Создавая свою фантастическую страну, автор не прибегает к помощи бутафорских монстров или расторопных духов, чужда ему и стилизация. Он лишь слегка меняет ракурс наведенного на обыденную жизнь взгляда, и, наверное, в этом — главная и своеобразная притягательность райтовой Островитянии, которую трудно поместить в какую-либо систему пространственных, временных, да и жанровых координат, но которая вся бережно перенесена в Terra incognita из нашего же мира: и сам герой, и его похождения, влюбленности, тревоги и разочарования.

Происходит как бы двоение действительности, где роль карнавальных масок зачастую играют имена. Так, обычный лесной цветок (неузнаваемый, кстати, и для нас под своим латинским псевдонимом) остается, по сути, собою же, но островитянское имя бросает на него отсвет иной реальности. Секрет в том, что Райт ничего не придумал, кроме пригрезившейся ему Островитянии; в самой же Островитянии он не выдумал ничего.

Страна грезы открыта каждому, но не каждому дано в нее войти. Тому, кто меряет все и всех только своей меркой, она противопоказана. Соответственно и поиски Островитянии — это поиски Островитянии в себе, умение понимать то, что кажется непонятным и чуждым, и одновременно это поиски себя в той «игре между реальностью и ее тенью — фантазией», как выразился один из современников Остина Райта.

ЧАСТЬ ПЕРВАЯ

1

Я НАЗНАЧЕН КОНСУЛОМ В ОСТРОВИТЯНИЮ

В 1901 году среди старшекурсников Гарварда было принято приглашать новичков на так называемые «пивные вечера», где к пиву, а также к имбирному элю (для тех, кто не любил пива) подавались крекеры и сыр. На один из таких вечеров вместе с достаточно разношерстной компанией соучеников был приглашен и я. Вопреки мнению старшекурсников, мы ясно ощущали разницу между собой, и, поскольку у каждого были свои претензии на положение в обществе, все мы боялись случайно быть замеченными в недостойной компании; одновременно в нас твердо укоренилось мнение, что одна из главных вещей в жизни — это дух профессиональной и товарищеской сплоченности, и чем больше знакомств удастся завести, тем дух этот будет в тебе крепче. Таким образом, каждого из нас раздирали противоречивые чувства, хотя мы не отдавали себе в этом ясного отчета, да и те, кто нас пригласил, вряд ли об этом догадывались. Не находя общих предметов для разговора, который мог бы нас сблизить, мы чувствовали себя скованно и неловко.

Словоохотливый молодой человек в очках вполне дружелюбно обратился было ко мне, но тут же обмолвился, что он — выпускник местной средней школы. Я поспешил ретироваться, но выяснилось, что гораздо хуже оказаться в полном одиночестве, чем быть замеченным в неподобающем обществе. Я начинал уже сильно жалеть, что пришел.

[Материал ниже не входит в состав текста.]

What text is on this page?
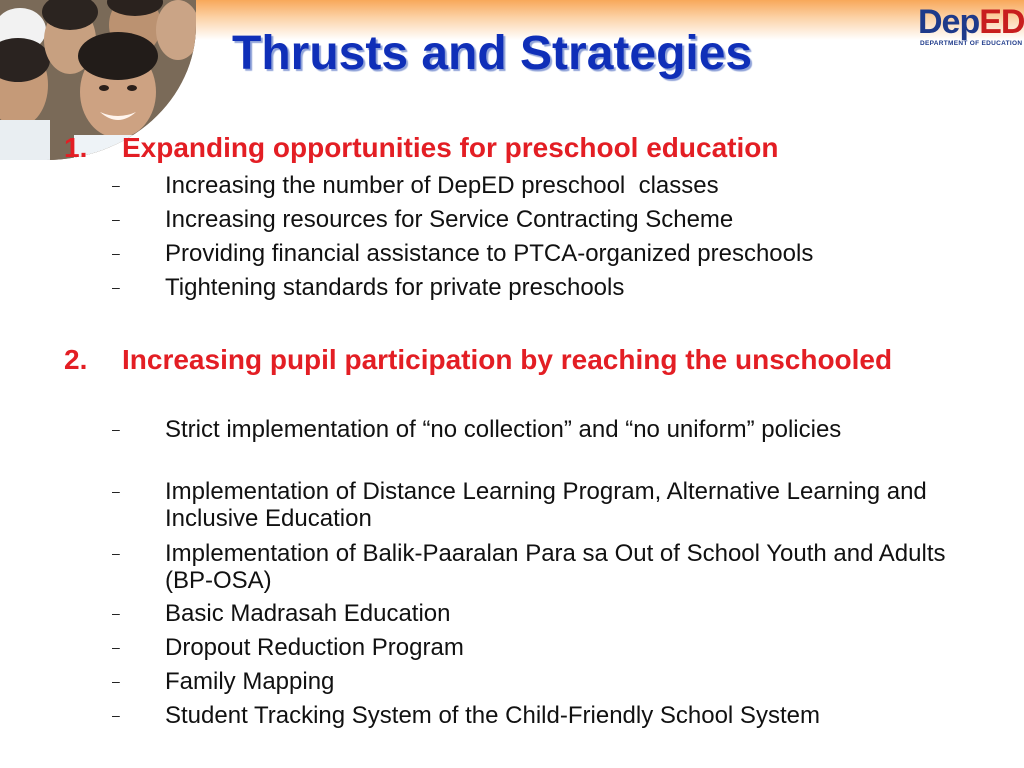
DepED
DEPARTMENT OF EDUCATION
Thrusts and Strategies
1. Expanding opportunities for preschool education
– Increasing the number of DepED preschool  classes
– Increasing resources for Service Contracting Scheme
– Providing financial assistance to PTCA-organized preschools
– Tightening standards for private preschools
2. Increasing pupil participation by reaching the unschooled
– Strict implementation of “no collection” and “no uniform” policies
– Implementation of Distance Learning Program, Alternative Learning and Inclusive Education
– Implementation of Balik-Paaralan Para sa Out of School Youth and Adults (BP-OSA)
– Basic Madrasah Education
– Dropout Reduction Program
– Family Mapping
– Student Tracking System of the Child-Friendly School System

Тем не менее еще один из приглашенных был, как мне показалось, в подобном же незавидном положении. Это был высокий, более шести футов ростом, крепко сложенный молодой человек. Черты его лица, красноватого, обветренного, слишком резкие, чтобы их можно было назвать симпатичными, одновременно дышали силой и привлекали внимание, причем особенно выделялись круто и в то же время плавно изогнутые брови; густые каштановые волосы, разделенные пробором посередине, в темноте могли показаться черными; карие глаза блестели на фоне исключительно ярких белков; у юноши был мужественный рот и крепкий подбородок с едва заметной ямочкой. Поскольку выглядел он вполне по-спортивному, я решил, что ничем не скомпрометирую себя в глазах общества, и, набравшись храбрости, подошел и заговорил с молодым человеком.

Голос у него был глубокий и сильный, и, хотя говорил он по-английски совершенно чисто, удивляла тщательность, с какой он произносил каждый гласный и согласный звук. Я был несколько смущен необычностью его выговора.

— Добрый вечер, — обратился я к юноше. — Вы тоже новичок?

— Дорн, — ответил тот. — Мое имя Дорн. Да, я новичок.

— А меня зовут Ланг.

— Ланг, — повторил молодой человек, обнажив в широкой улыбке крепкие белые зубы. — Похоже на одно из наших имен. Зато многие ваши имена даются мне с трудом.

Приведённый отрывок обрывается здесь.